For the three months ended Dec. 31, 2006, its second fiscal quarter, Celera reported a net loss of $0.5 million, compared to a net loss of $17.3 million during the same period last year. Additionally, the company reduced its R&D expenses by 58 percent, from $28.7 million in the prior year quarter to $12.0 million.
SG&A expenses also decreased to $7.3 million from $8.8 million during the second quarter of 2006. “These expense reductions were primarily due to the decision to exit small-molecule drug discovery and development,” the company said in a statement.
Reported revenues for the second quarter increased 28 percent to $13.2 million from $10.3 million in the year-ago period.
“These trends in diagnostics … they’re just not on our radar screen other than just kind of looking at them, because they don’t really affect us very much. At least they haven’t so far.”
“Excluding the $2.5 million from the sale of a small-molecule drug discovery and development program, the increase [in reported revenues] was primarily due to higher diagnostic-related licensing, royalty, and product revenues, partially offset by a lower equalization payment,” Celera said.
Total end-user revenues increased 21.5 percent to $23.2 million from $19.1 million in the prior year quarter due to increased sales of HIV and HCV RealTime viral load assays used on the m2000 system, sales of analyte-specific reagents for thrombosis, and ASRs for cystic fibrosis.

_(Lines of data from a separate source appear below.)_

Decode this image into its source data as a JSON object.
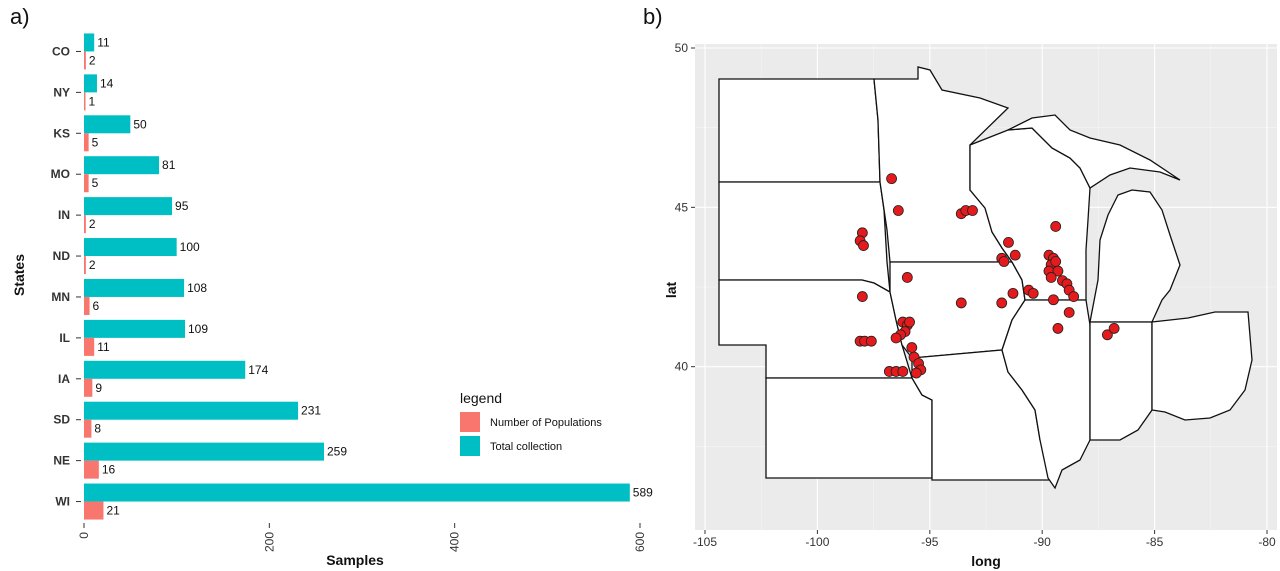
{
  "panel_a_label": "a)",
  "panel_b_label": "b)",
  "colors": {
    "populations": "#F8766D",
    "collection": "#00BFC4",
    "map_bg": "#EBEBEB",
    "point": "#E41A1C"
  },
  "chart_data": [
    {
      "type": "bar",
      "orientation": "horizontal",
      "categories": [
        "CO",
        "NY",
        "KS",
        "MO",
        "IN",
        "ND",
        "MN",
        "IL",
        "IA",
        "SD",
        "NE",
        "WI"
      ],
      "series": [
        {
          "name": "Total collection",
          "values": [
            11,
            14,
            50,
            81,
            95,
            100,
            108,
            109,
            174,
            231,
            259,
            589
          ]
        },
        {
          "name": "Number of Populations",
          "values": [
            2,
            1,
            5,
            5,
            2,
            2,
            6,
            11,
            9,
            8,
            16,
            21
          ]
        }
      ],
      "xlabel": "Samples",
      "ylabel": "States",
      "xlim": [
        0,
        600
      ],
      "xticks": [
        "0",
        "200",
        "400",
        "600"
      ],
      "legend": {
        "title": "legend",
        "position": "bottom-right",
        "entries": [
          "Number of Populations",
          "Total collection"
        ]
      },
      "grid": false
    },
    {
      "type": "scatter",
      "xlabel": "long",
      "ylabel": "lat",
      "xlim": [
        -105,
        -80
      ],
      "ylim": [
        35,
        50
      ],
      "xticks": [
        "-105",
        "-100",
        "-95",
        "-90",
        "-85",
        "-80"
      ],
      "yticks": [
        "40",
        "45",
        "50"
      ],
      "grid": true,
      "points": [
        {
          "x": -96.7,
          "y": 45.9
        },
        {
          "x": -96.4,
          "y": 44.9
        },
        {
          "x": -98.0,
          "y": 44.2
        },
        {
          "x": -98.1,
          "y": 43.95
        },
        {
          "x": -97.95,
          "y": 43.8
        },
        {
          "x": -98.0,
          "y": 42.2
        },
        {
          "x": -98.1,
          "y": 40.8
        },
        {
          "x": -97.9,
          "y": 40.8
        },
        {
          "x": -97.6,
          "y": 40.8
        },
        {
          "x": -96.8,
          "y": 39.85
        },
        {
          "x": -96.5,
          "y": 39.85
        },
        {
          "x": -96.2,
          "y": 39.85
        },
        {
          "x": -96.0,
          "y": 42.8
        },
        {
          "x": -96.2,
          "y": 41.4
        },
        {
          "x": -96.0,
          "y": 41.3
        },
        {
          "x": -95.9,
          "y": 41.4
        },
        {
          "x": -96.1,
          "y": 41.1
        },
        {
          "x": -96.3,
          "y": 41.0
        },
        {
          "x": -96.5,
          "y": 40.9
        },
        {
          "x": -95.8,
          "y": 40.6
        },
        {
          "x": -95.7,
          "y": 40.3
        },
        {
          "x": -95.5,
          "y": 40.1
        },
        {
          "x": -95.4,
          "y": 39.9
        },
        {
          "x": -95.6,
          "y": 39.8
        },
        {
          "x": -93.6,
          "y": 44.8
        },
        {
          "x": -93.4,
          "y": 44.9
        },
        {
          "x": -93.1,
          "y": 44.9
        },
        {
          "x": -93.6,
          "y": 42.0
        },
        {
          "x": -91.8,
          "y": 42.0
        },
        {
          "x": -91.5,
          "y": 43.9
        },
        {
          "x": -91.8,
          "y": 43.4
        },
        {
          "x": -91.7,
          "y": 43.3
        },
        {
          "x": -91.2,
          "y": 43.5
        },
        {
          "x": -91.3,
          "y": 42.3
        },
        {
          "x": -90.6,
          "y": 42.4
        },
        {
          "x": -90.4,
          "y": 42.3
        },
        {
          "x": -89.4,
          "y": 44.4
        },
        {
          "x": -89.7,
          "y": 43.5
        },
        {
          "x": -89.5,
          "y": 43.4
        },
        {
          "x": -89.6,
          "y": 43.2
        },
        {
          "x": -89.7,
          "y": 43.0
        },
        {
          "x": -89.4,
          "y": 43.3
        },
        {
          "x": -89.3,
          "y": 43.0
        },
        {
          "x": -89.6,
          "y": 42.8
        },
        {
          "x": -89.1,
          "y": 42.7
        },
        {
          "x": -88.9,
          "y": 42.6
        },
        {
          "x": -88.8,
          "y": 42.4
        },
        {
          "x": -88.6,
          "y": 42.2
        },
        {
          "x": -89.5,
          "y": 42.1
        },
        {
          "x": -88.8,
          "y": 41.7
        },
        {
          "x": -89.3,
          "y": 41.2
        },
        {
          "x": -87.1,
          "y": 41.0
        },
        {
          "x": -86.8,
          "y": 41.2
        }
      ]
    }
  ]
}
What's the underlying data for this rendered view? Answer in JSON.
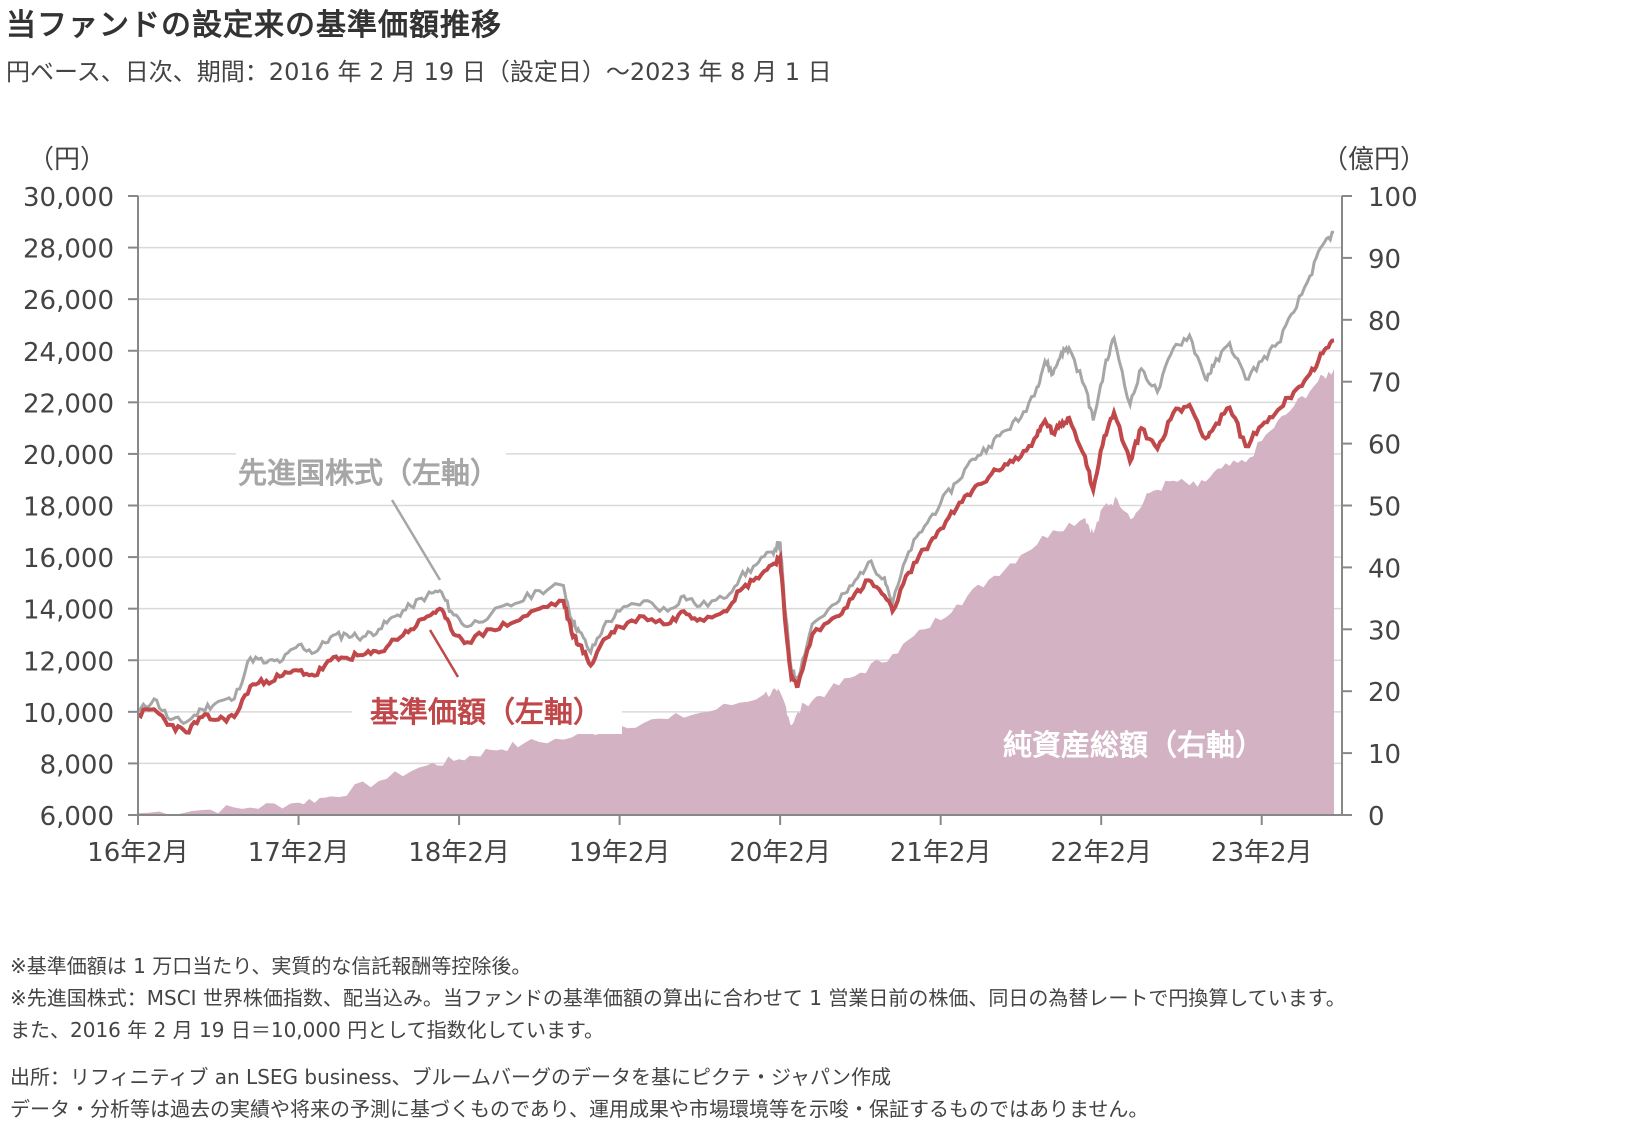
{
  "header": {
    "title": "当ファンドの設定来の基準価額推移",
    "subtitle": "円ベース、日次、期間：2016 年 2 月 19 日（設定日）～2023 年 8 月 1 日"
  },
  "notes": [
    "※基準価額は 1 万口当たり、実質的な信託報酬等控除後。",
    "※先進国株式：MSCI 世界株価指数、配当込み。当ファンドの基準価額の算出に合わせて 1 営業日前の株価、同日の為替レートで円換算しています。",
    "また、2016 年 2 月 19 日＝10,000 円として指数化しています。"
  ],
  "source": [
    "出所：リフィニティブ an LSEG business、ブルームバーグのデータを基にピクテ・ジャパン作成",
    "データ・分析等は過去の実績や将来の予測に基づくものであり、運用成果や市場環境等を示唆・保証するものではありません。"
  ],
  "colors": {
    "nav": "#c0484a",
    "index": "#a6a6a6",
    "aum": "#d2b2c3",
    "grid": "#d9d9d9",
    "axis": "#888888"
  },
  "chart_data": {
    "type": "line",
    "left_axis": {
      "unit_label": "（円）",
      "range": [
        6000,
        30000
      ],
      "ticks": [
        "30,000",
        "28,000",
        "26,000",
        "24,000",
        "22,000",
        "20,000",
        "18,000",
        "16,000",
        "14,000",
        "12,000",
        "10,000",
        "8,000",
        "6,000"
      ]
    },
    "right_axis": {
      "unit_label": "（億円）",
      "range": [
        0,
        100
      ],
      "ticks": [
        "100",
        "90",
        "80",
        "70",
        "60",
        "50",
        "40",
        "30",
        "20",
        "10",
        "0"
      ]
    },
    "x_axis": {
      "range": [
        2016.1,
        2023.6
      ],
      "ticks": [
        {
          "label": "16年2月",
          "t": 2016.1
        },
        {
          "label": "17年2月",
          "t": 2017.1
        },
        {
          "label": "18年2月",
          "t": 2018.1
        },
        {
          "label": "19年2月",
          "t": 2019.1
        },
        {
          "label": "20年2月",
          "t": 2020.1
        },
        {
          "label": "21年2月",
          "t": 2021.1
        },
        {
          "label": "22年2月",
          "t": 2022.1
        },
        {
          "label": "23年2月",
          "t": 2023.1
        }
      ]
    },
    "series": [
      {
        "name": "先進国株式（左軸）",
        "axis": "left",
        "kind": "line",
        "points": [
          [
            2016.1,
            10000
          ],
          [
            2016.2,
            10500
          ],
          [
            2016.3,
            9700
          ],
          [
            2016.4,
            9600
          ],
          [
            2016.5,
            10100
          ],
          [
            2016.6,
            10400
          ],
          [
            2016.7,
            10500
          ],
          [
            2016.8,
            12100
          ],
          [
            2016.9,
            11900
          ],
          [
            2017.0,
            12000
          ],
          [
            2017.1,
            12600
          ],
          [
            2017.2,
            12300
          ],
          [
            2017.3,
            12900
          ],
          [
            2017.4,
            13000
          ],
          [
            2017.5,
            12900
          ],
          [
            2017.6,
            13200
          ],
          [
            2017.7,
            13700
          ],
          [
            2017.8,
            14100
          ],
          [
            2017.9,
            14500
          ],
          [
            2017.98,
            14700
          ],
          [
            2018.05,
            13900
          ],
          [
            2018.15,
            13300
          ],
          [
            2018.3,
            13800
          ],
          [
            2018.45,
            14200
          ],
          [
            2018.6,
            14700
          ],
          [
            2018.75,
            14900
          ],
          [
            2018.8,
            13600
          ],
          [
            2018.85,
            13100
          ],
          [
            2018.92,
            12300
          ],
          [
            2019.0,
            13300
          ],
          [
            2019.1,
            13900
          ],
          [
            2019.25,
            14300
          ],
          [
            2019.4,
            13900
          ],
          [
            2019.5,
            14500
          ],
          [
            2019.6,
            14100
          ],
          [
            2019.75,
            14400
          ],
          [
            2019.85,
            15200
          ],
          [
            2019.95,
            15700
          ],
          [
            2020.05,
            16200
          ],
          [
            2020.1,
            16600
          ],
          [
            2020.13,
            14000
          ],
          [
            2020.17,
            11600
          ],
          [
            2020.21,
            11300
          ],
          [
            2020.3,
            13400
          ],
          [
            2020.45,
            14200
          ],
          [
            2020.55,
            14900
          ],
          [
            2020.65,
            15800
          ],
          [
            2020.75,
            15200
          ],
          [
            2020.8,
            14200
          ],
          [
            2020.9,
            16200
          ],
          [
            2021.0,
            17200
          ],
          [
            2021.1,
            18100
          ],
          [
            2021.2,
            18900
          ],
          [
            2021.3,
            19800
          ],
          [
            2021.4,
            20300
          ],
          [
            2021.5,
            20900
          ],
          [
            2021.6,
            21400
          ],
          [
            2021.7,
            22600
          ],
          [
            2021.75,
            23600
          ],
          [
            2021.8,
            23100
          ],
          [
            2021.85,
            23900
          ],
          [
            2021.9,
            24100
          ],
          [
            2022.0,
            22600
          ],
          [
            2022.05,
            21300
          ],
          [
            2022.12,
            23300
          ],
          [
            2022.18,
            24500
          ],
          [
            2022.28,
            21900
          ],
          [
            2022.35,
            23300
          ],
          [
            2022.45,
            22400
          ],
          [
            2022.55,
            24100
          ],
          [
            2022.65,
            24600
          ],
          [
            2022.75,
            22900
          ],
          [
            2022.8,
            23400
          ],
          [
            2022.9,
            24300
          ],
          [
            2023.0,
            22900
          ],
          [
            2023.1,
            23600
          ],
          [
            2023.2,
            24300
          ],
          [
            2023.3,
            25500
          ],
          [
            2023.4,
            26900
          ],
          [
            2023.48,
            28100
          ],
          [
            2023.55,
            28600
          ]
        ]
      },
      {
        "name": "基準価額（左軸）",
        "axis": "left",
        "kind": "line",
        "points": [
          [
            2016.1,
            9900
          ],
          [
            2016.2,
            10100
          ],
          [
            2016.3,
            9500
          ],
          [
            2016.4,
            9200
          ],
          [
            2016.5,
            9800
          ],
          [
            2016.6,
            9700
          ],
          [
            2016.7,
            9800
          ],
          [
            2016.8,
            11000
          ],
          [
            2016.9,
            11200
          ],
          [
            2017.0,
            11400
          ],
          [
            2017.1,
            11600
          ],
          [
            2017.2,
            11400
          ],
          [
            2017.3,
            12000
          ],
          [
            2017.4,
            12100
          ],
          [
            2017.5,
            12200
          ],
          [
            2017.6,
            12300
          ],
          [
            2017.7,
            12800
          ],
          [
            2017.8,
            13200
          ],
          [
            2017.9,
            13700
          ],
          [
            2017.98,
            14000
          ],
          [
            2018.05,
            13200
          ],
          [
            2018.15,
            12700
          ],
          [
            2018.3,
            13200
          ],
          [
            2018.45,
            13500
          ],
          [
            2018.6,
            14000
          ],
          [
            2018.75,
            14300
          ],
          [
            2018.8,
            13100
          ],
          [
            2018.85,
            12600
          ],
          [
            2018.92,
            11800
          ],
          [
            2019.0,
            12800
          ],
          [
            2019.1,
            13300
          ],
          [
            2019.25,
            13700
          ],
          [
            2019.4,
            13400
          ],
          [
            2019.5,
            13900
          ],
          [
            2019.6,
            13600
          ],
          [
            2019.75,
            13900
          ],
          [
            2019.85,
            14700
          ],
          [
            2019.95,
            15200
          ],
          [
            2020.05,
            15700
          ],
          [
            2020.1,
            16000
          ],
          [
            2020.13,
            13600
          ],
          [
            2020.17,
            11300
          ],
          [
            2020.21,
            11000
          ],
          [
            2020.3,
            13000
          ],
          [
            2020.45,
            13700
          ],
          [
            2020.55,
            14400
          ],
          [
            2020.65,
            15100
          ],
          [
            2020.75,
            14500
          ],
          [
            2020.8,
            13900
          ],
          [
            2020.9,
            15400
          ],
          [
            2021.0,
            16300
          ],
          [
            2021.1,
            17100
          ],
          [
            2021.2,
            17900
          ],
          [
            2021.3,
            18600
          ],
          [
            2021.4,
            19100
          ],
          [
            2021.5,
            19600
          ],
          [
            2021.6,
            19900
          ],
          [
            2021.7,
            20700
          ],
          [
            2021.75,
            21300
          ],
          [
            2021.8,
            20800
          ],
          [
            2021.85,
            21100
          ],
          [
            2021.9,
            21400
          ],
          [
            2022.0,
            19900
          ],
          [
            2022.05,
            18600
          ],
          [
            2022.12,
            20700
          ],
          [
            2022.18,
            21600
          ],
          [
            2022.28,
            19700
          ],
          [
            2022.35,
            21000
          ],
          [
            2022.45,
            20200
          ],
          [
            2022.55,
            21600
          ],
          [
            2022.65,
            21900
          ],
          [
            2022.75,
            20600
          ],
          [
            2022.8,
            21000
          ],
          [
            2022.9,
            21800
          ],
          [
            2023.0,
            20300
          ],
          [
            2023.1,
            21100
          ],
          [
            2023.2,
            21700
          ],
          [
            2023.3,
            22400
          ],
          [
            2023.4,
            23100
          ],
          [
            2023.48,
            23900
          ],
          [
            2023.55,
            24400
          ]
        ]
      },
      {
        "name": "純資産総額（右軸）",
        "axis": "right",
        "kind": "area",
        "points": [
          [
            2016.1,
            0.3
          ],
          [
            2016.5,
            0.8
          ],
          [
            2016.8,
            1.2
          ],
          [
            2017.1,
            2.0
          ],
          [
            2017.3,
            3.0
          ],
          [
            2017.6,
            5.5
          ],
          [
            2017.9,
            8.0
          ],
          [
            2018.1,
            9.0
          ],
          [
            2018.3,
            10.5
          ],
          [
            2018.5,
            11.5
          ],
          [
            2018.8,
            12.5
          ],
          [
            2019.1,
            14.5
          ],
          [
            2019.4,
            15.5
          ],
          [
            2019.7,
            17.0
          ],
          [
            2020.0,
            19.5
          ],
          [
            2020.08,
            20.0
          ],
          [
            2020.13,
            18.0
          ],
          [
            2020.17,
            14.5
          ],
          [
            2020.25,
            18.0
          ],
          [
            2020.4,
            20.0
          ],
          [
            2020.6,
            23.0
          ],
          [
            2020.8,
            26.0
          ],
          [
            2021.0,
            30.0
          ],
          [
            2021.2,
            34.0
          ],
          [
            2021.4,
            38.0
          ],
          [
            2021.6,
            42.0
          ],
          [
            2021.8,
            46.0
          ],
          [
            2022.0,
            48.0
          ],
          [
            2022.05,
            45.5
          ],
          [
            2022.12,
            50.0
          ],
          [
            2022.2,
            51.0
          ],
          [
            2022.3,
            48.0
          ],
          [
            2022.4,
            52.0
          ],
          [
            2022.55,
            54.0
          ],
          [
            2022.7,
            53.0
          ],
          [
            2022.85,
            56.0
          ],
          [
            2023.0,
            57.0
          ],
          [
            2023.15,
            62.0
          ],
          [
            2023.3,
            66.0
          ],
          [
            2023.45,
            70.0
          ],
          [
            2023.55,
            72.0
          ]
        ]
      }
    ],
    "annotations": [
      {
        "text": "先進国株式（左軸）",
        "target": "index"
      },
      {
        "text": "基準価額（左軸）",
        "target": "nav"
      },
      {
        "text": "純資産総額（右軸）",
        "target": "aum"
      }
    ]
  }
}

According to Ordoñez, once the m2000 system is launched in the US, adoption for the company’s HIV test will be rapid, since Abbott’s product is more sophisticated than older methods of HIV testing.
“The US market, particularly as it pertains to HIV testing, is very, very anxious and excited about the potential for a real-time product,” Ordoñez said. Most HIV testing in the US is currently performed on older systems, she said, in which the detection step is separate from the amplification. These systems require “multiple dilutions to get the answer and have a lot of problems in terms of the workflow,” Ordoñez said.
“So the customers are watching this very closely, are talking to their friends in Europe, and so our expectation is that the adoption could be pretty rapid.”
In answer to questions about whether the entry of firms such as General Electric and Siemens into the healthcare space will have any impact on Celera’s operations, Tony White, CEO of Celera parent company Applera, quipped: “Are you talking about the rumor that Circuit City was going to buy Roche?”
GE Healthcare recently announced its plans to buy Abbott’s in vitro and point-of-care divisions for $8.13 billion in cash. The deal does not include Abbott’s molecular diagnostics unit. Neither GE nor Abbott would comment on whether the molecular diagnostics unit was for sale.
“We don't see much of this having anything to do with us, so we haven’t really paid much attention to it,” White said during the conference call. “Abbott specifically excluded their molecular diagnostics business, which is the part we partnered with. So we still have the same partner we have had.”
White noted that GE’s acquisition of the Abbott business appeared to be a “copycat deal” in the wake of Siemens’ recent acquisition of Bayer Diagnostics. “Siemens did Bayer, so GE needed to do something to keep up with the Joneses,” he said.
Still Celera, keeping its options open and its interests diverse, has reached out to GE and Siemens, White acknowledged. He noted, however, that no deals have come out of it. “We are always open to discussions. These trends in diagnostics … they’re just not on our radar screen other than just kind of looking at them, because they don’t really affect us very much,” he said. “At least they haven’t so far.”